ML Seminar - Robust Distributed Training! But at What Cost?
Abstract: In this talk, we aim to quantify the robustness of distributed training against worst-case failures and adversarial nodes. We show that there is a gap between robustness guarantees, depending on whether adversarial nodes have full control of the hardware, the training data, or both. Using ideas from robust statistics and coding theory we establish robust and scalable training methods for centralized, parameter server systems. Perhaps unsurprisingly, we prove that robustness is impossible when a central authority does not own the training data, e.g., in federated learning systems. We then provide a set of attacks that force federated models to exhibit poor performance on either the training, test, or out-of-distribution data sets. Our results and experiments cast doubts on the security presumed by federated learning system providers, and show that if you want robustness, you probably have to give up some of your data privacy.

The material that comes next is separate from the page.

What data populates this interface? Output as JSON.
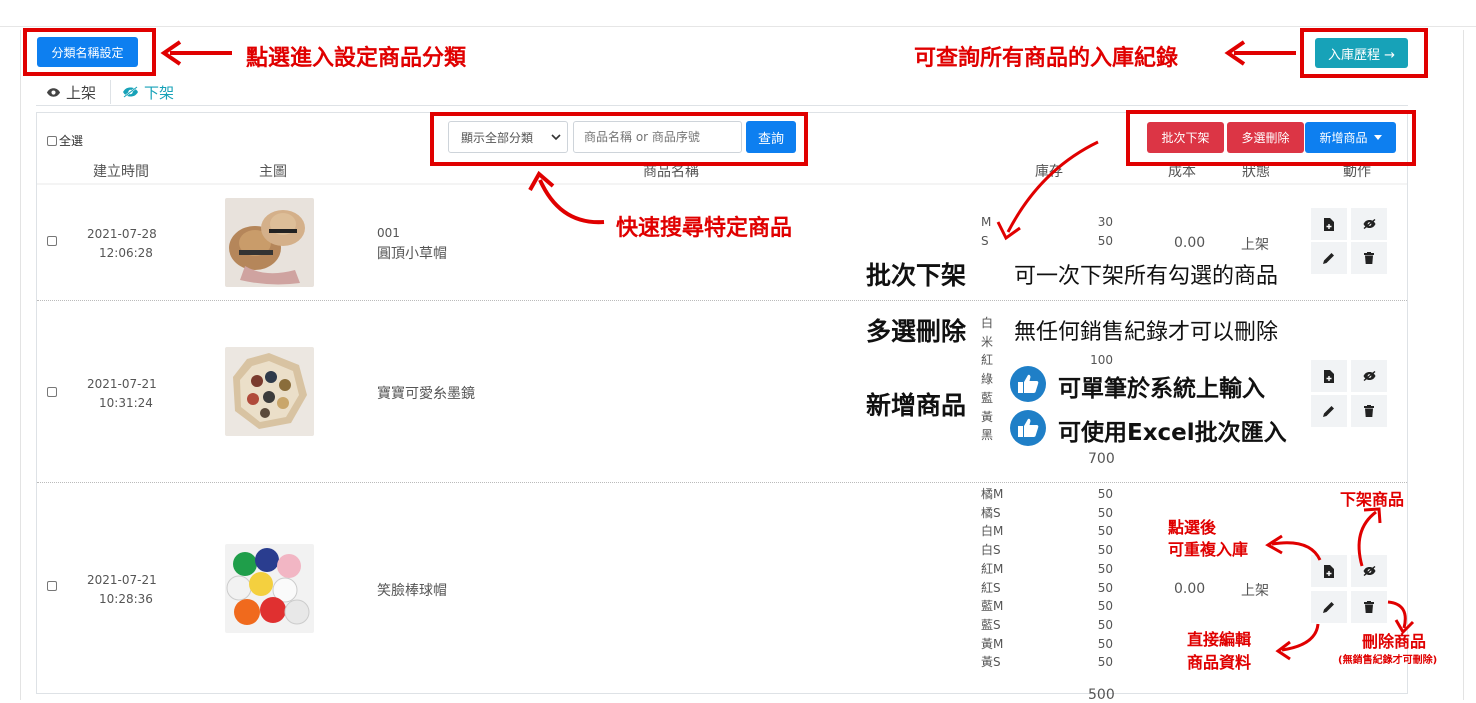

Bio: Dimitris Papailiopoulos is an Assistant Professor of ECE and CS (by courtesy) at UW-Madison. His research spans machine learning, information theory, and distributed systems, with a current focus on scalable and fault-tolerant distributed machine learning systems. Dimitris was a postdoctoral researcher at UC Berkeley and a member of the AMPLab. He earned his Ph.D. in ECE from UT Austin in 2014, under the supervision of Alex Dimakis. Dimitris is a recipient of the NSF CAREER Award (2019), a Sony Faculty Innovation Award (2019), the Benjamin Smith Reynolds Award for Excellence in Teaching (2019), and the IEEE Signal Processing Society, Young Author Best Paper Award (2015). In 2018, he co-founded MLSys, a new conference that targets research at the intersection of machine learning and systems.